Hsp90 and a tyrosine embedded in the Hsp90 recognition loop are required for the Fer tyrosine kinase activity.

Cell Signal 2009 Apr 30;21(4):588-96. Epub 2008 Dec 30.

The Mina & Everard Goodman Faculty of Life Sciences, Bar Ilan University, Ramat Gan 52900, Israel.

Hsp90 is a key regulator of tyrosine kinases activity and is therefore considered as a promising target for intervention with deregulated signaling pathways in malignant cells. Here we describe a novel Hsp90 client - the intracellular tyrosine kinase, Fer, which is subjected to a unique regulatory regime by this chaperone. Inhibition of Hsp90 activity led to proteasomal degradation of the Fer enzyme. However, circumventing the dependence of Fer accumulation on Hsp90, revealed the dependence of the Fer kinase activity and its ability to phosphorylate Stat3 on the chaperone, expressing the necessity of Hsp90 for its function.
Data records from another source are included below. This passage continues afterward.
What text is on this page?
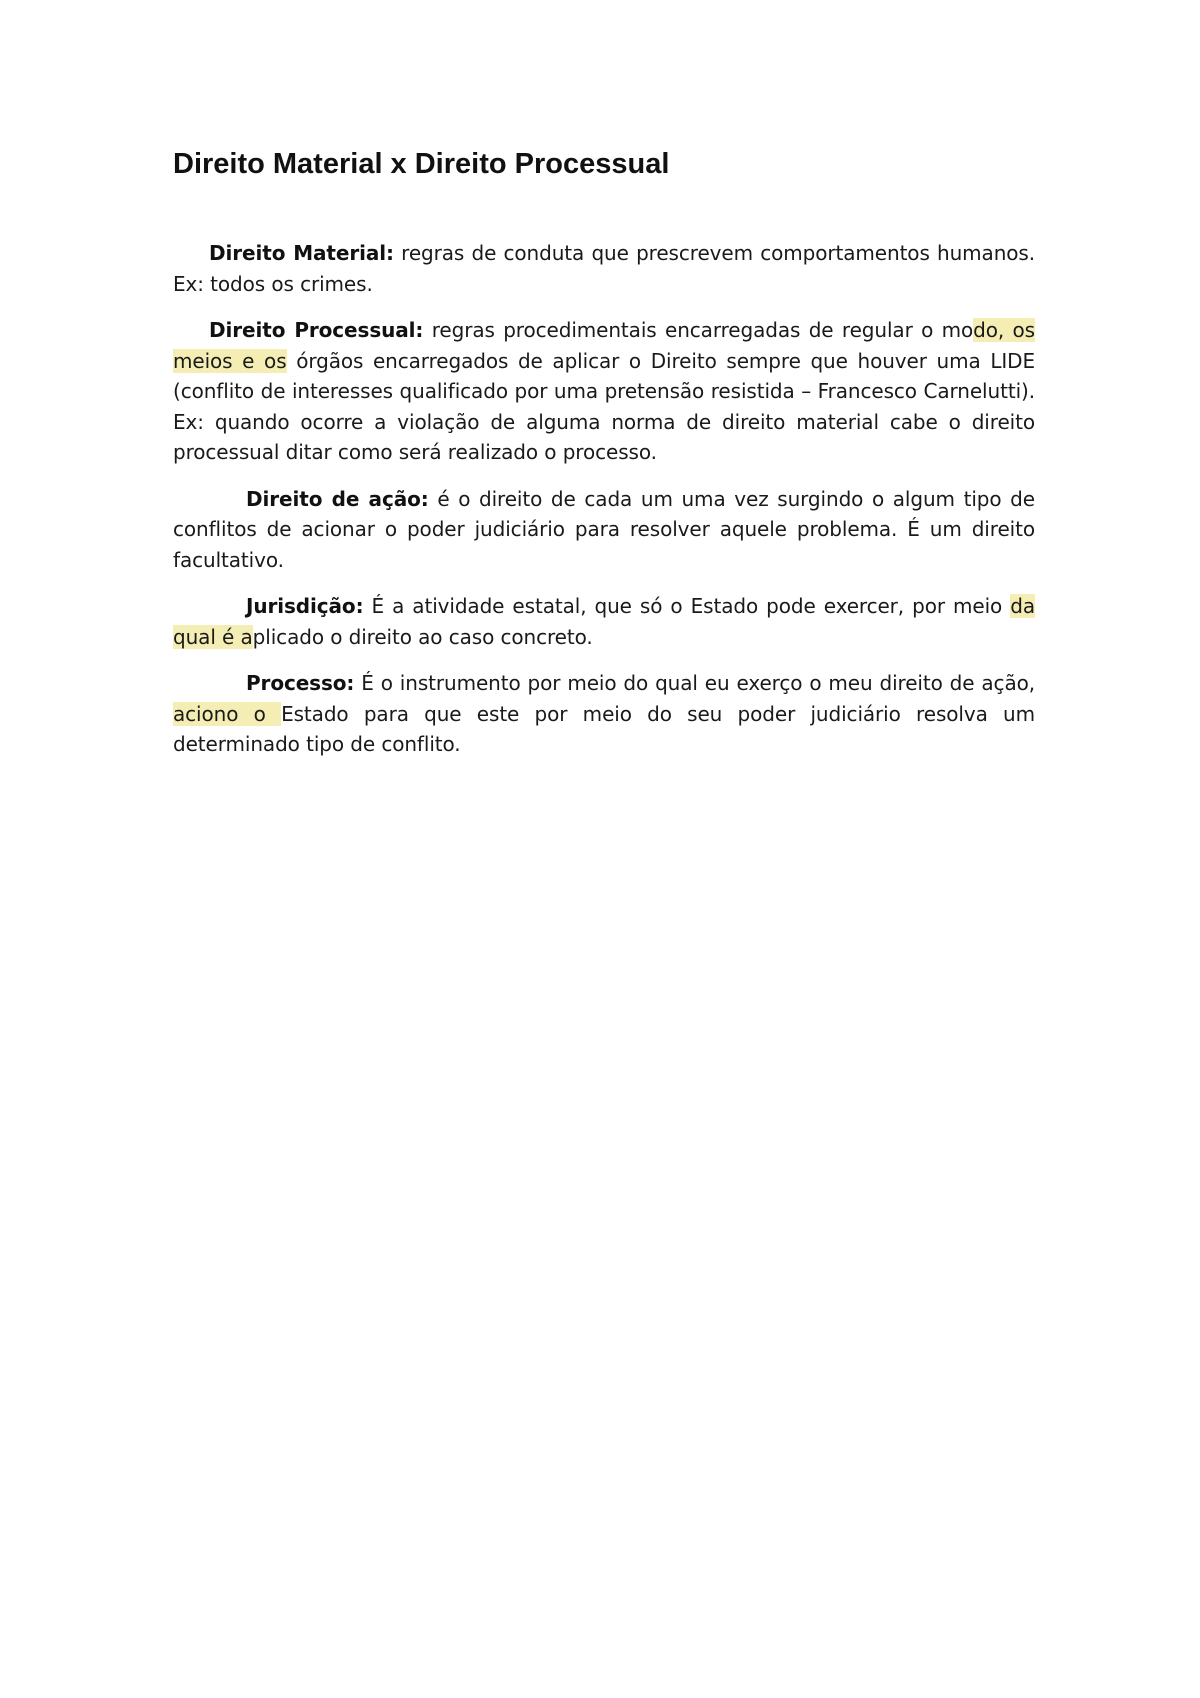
Direito Material x Direito Processual

Direito Material: regras de conduta que prescrevem comportamentos humanos. Ex: todos os crimes.

Direito Processual: regras procedimentais encarregadas de regular o modo, os meios e os órgãos encarregados de aplicar o Direito sempre que houver uma LIDE (conflito de interesses qualificado por uma pretensão resistida – Francesco Carnelutti). Ex: quando ocorre a violação de alguma norma de direito material cabe o direito processual ditar como será realizado o processo.

Direito de ação: é o direito de cada um uma vez surgindo o algum tipo de conflitos de acionar o poder judiciário para resolver aquele problema. É um direito facultativo.

Jurisdição: É a atividade estatal, que só o Estado pode exercer, por meio da qual é aplicado o direito ao caso concreto.

Processo: É o instrumento por meio do qual eu exerço o meu direito de ação, aciono o Estado para que este por meio do seu poder judiciário resolva um determinado tipo de conflito.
Mutation analysis unveiled a tyrosine (Tyr(616)) embedded in the Hsp90 recognition loop, which is required for the kinase activity of Fer. Replacement of this tyrosine by phenylalanine (Y616F) disabled the auto-phosphorylation activity of Fer and abolished its ability to phosphorylate Stat3. Notably, surrounding the replaced Y616F with subtle mutations restored the auto and trans-phosphorylation activities of Fer suggesting that Y(616) is not itself an essential auto-phosphorylation site of the kinase. Taken together, our results portray Hsp90 and its recognition loop as novel positive regulators of the Fer tyrosine kinase stability and activity.